Thursday, May 10, 2012

Twisted Myth Files (5): Nataraja

The Cosmic Dancer who dances Creation into and out of existence. "The Lord of the Dance." One of the many incarnations/aspects of the Hindu god Shiva.


Most famous story: The sages living in the southern forest regions of India had attained great powers through meditation and ritual, but had grown arrogant and no longer praised the gods. So Shiva appeared in the forest as an ithyphallic mendicant named Bhikshatana and wandered about their villages, begging. Bhikshatana's . . . excitement . . . caused many of the sages' wives and daughters to become enamored with him, so the sages decided to use their powers to destroy this out-of-line beggar. First they summoned a fierce tiger made of fire, whose pelt Bhikshatana made into a loincloth. Next they sent a horde of poisonous snakes, which Bhikshatana hung about himself as jewelery. Then came a mad dwarf, which Bhikshatana stomped upon. (The twisted thing underneath Nataraja's feet in the depiction above is this wild dwarf.) A third eye formed in the beggar's forehead, two extra arms grew out from his torso, fire blazed into life in his upper left hand—and Shiva-as-Nataraja danced the Ananda Tanvara, which caused the monks to realize exactly who he was and recognize the error of their worship-neglecting ways.

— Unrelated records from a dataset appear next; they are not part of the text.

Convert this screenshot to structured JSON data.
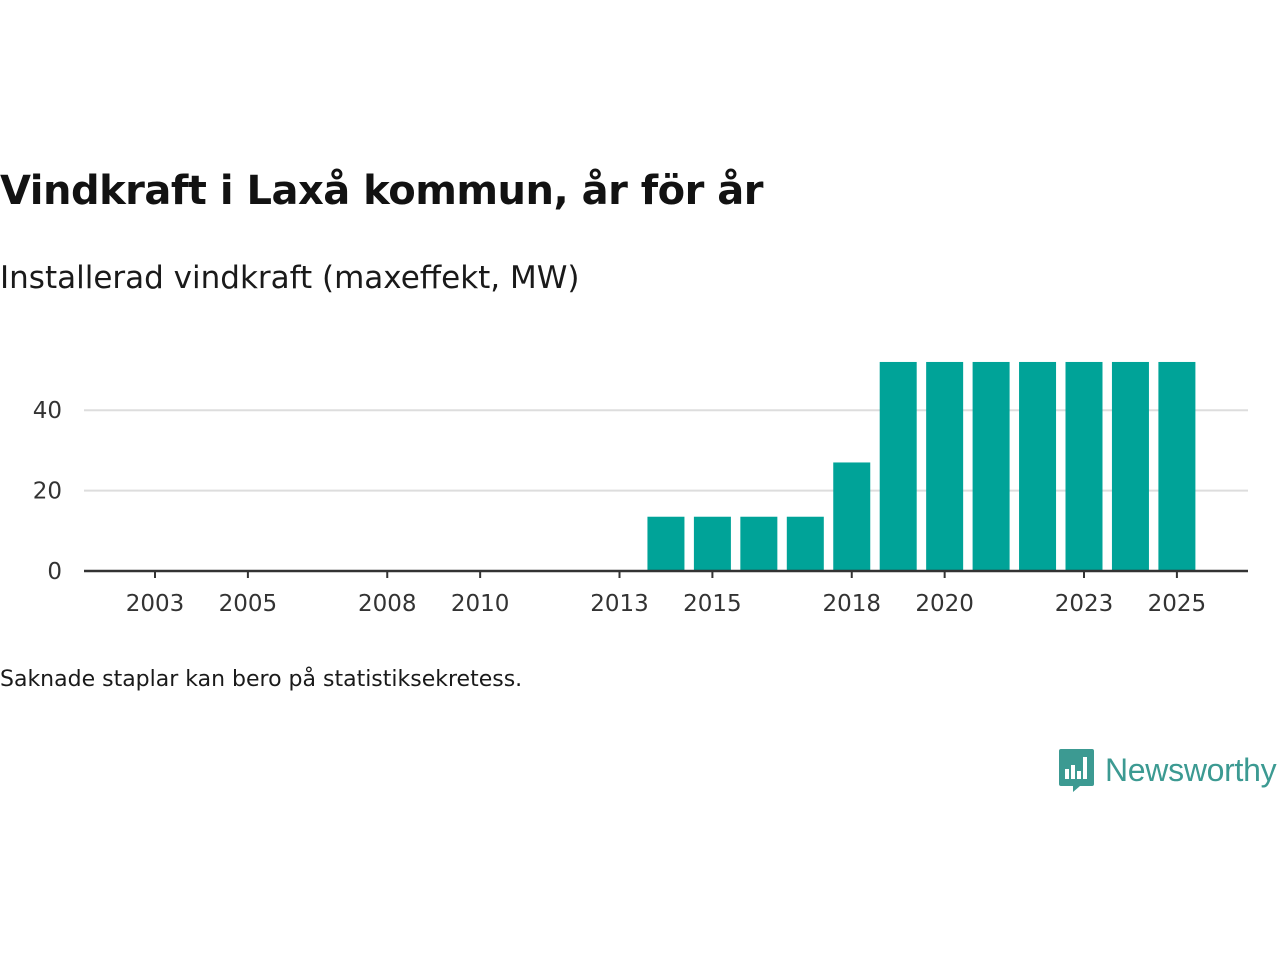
{
  "title": "Vindkraft i Laxå kommun, år för år",
  "subtitle": "Installerad vindkraft (maxeffekt, MW)",
  "footnote": "Saknade staplar kan bero på statistiksekretess.",
  "brand": {
    "name": "Newsworthy",
    "icon": "newsworthy-logo-icon"
  },
  "colors": {
    "bar": "#00a398",
    "grid": "#dddddd",
    "axis": "#333333",
    "brand": "#3c9a92"
  },
  "chart_data": {
    "type": "bar",
    "title": "Vindkraft i Laxå kommun, år för år",
    "ylabel": "Installerad vindkraft (maxeffekt, MW)",
    "xlabel": "",
    "categories": [
      2002,
      2003,
      2004,
      2005,
      2006,
      2007,
      2008,
      2009,
      2010,
      2011,
      2012,
      2013,
      2014,
      2015,
      2016,
      2017,
      2018,
      2019,
      2020,
      2021,
      2022,
      2023,
      2024,
      2025
    ],
    "values": [
      0,
      0,
      0,
      0,
      0,
      0,
      0,
      0,
      0,
      0,
      0,
      0,
      13.5,
      13.5,
      13.5,
      13.5,
      27,
      52,
      52,
      52,
      52,
      52,
      52,
      52
    ],
    "xticks": [
      "2003",
      "2005",
      "2008",
      "2010",
      "2013",
      "2015",
      "2018",
      "2020",
      "2023",
      "2025"
    ],
    "yticks": [
      0,
      20,
      40
    ],
    "ylim": [
      0,
      52
    ],
    "grid": true,
    "legend": "none"
  }
}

The first depictions of Shiva as the Lord of the Dance appear in bronzes crafted in 10th - 12th century India. Nataraja is nowadays more a symbol than anything else, although he is to this day revered in India and elsewhere. As Ananda Coomaraswamy says in his essay "The Dance of Siva," "Whatever the origins of Siva's dance, it became in time the clearest image of the activity of God which any art or religion can boast of." To this day the Nataraja symbol be found in both Eastern and Western culture.

Powers and Abilities: Beyond comprehension. Not many mythological beings have the power of creation and destruction literally resting in the palm of their hand. Mythological beings gain their powers from ken, or "knowledge-of". The more well-known a mytho is in the great Mind of humankind, the more ken they have to utilize. Shiva-as-Nataraja may be to many just a symbol, but sometimes symbols have frightening power. Again, Coomaraswamy, "A great motif in religion or art, any great symbol, becomes all things to all men." As to whether or not Nataraja dancing the Samhara portion of his Ananda Tanvara could actually destroy the universe . . . well, we all know what happened in Eden last summer.

UPDATE - 5/9/12: This agent was on the scene for that scene, and that that ball of fire gripped in Nataraja's upper left hand is hot hot hot!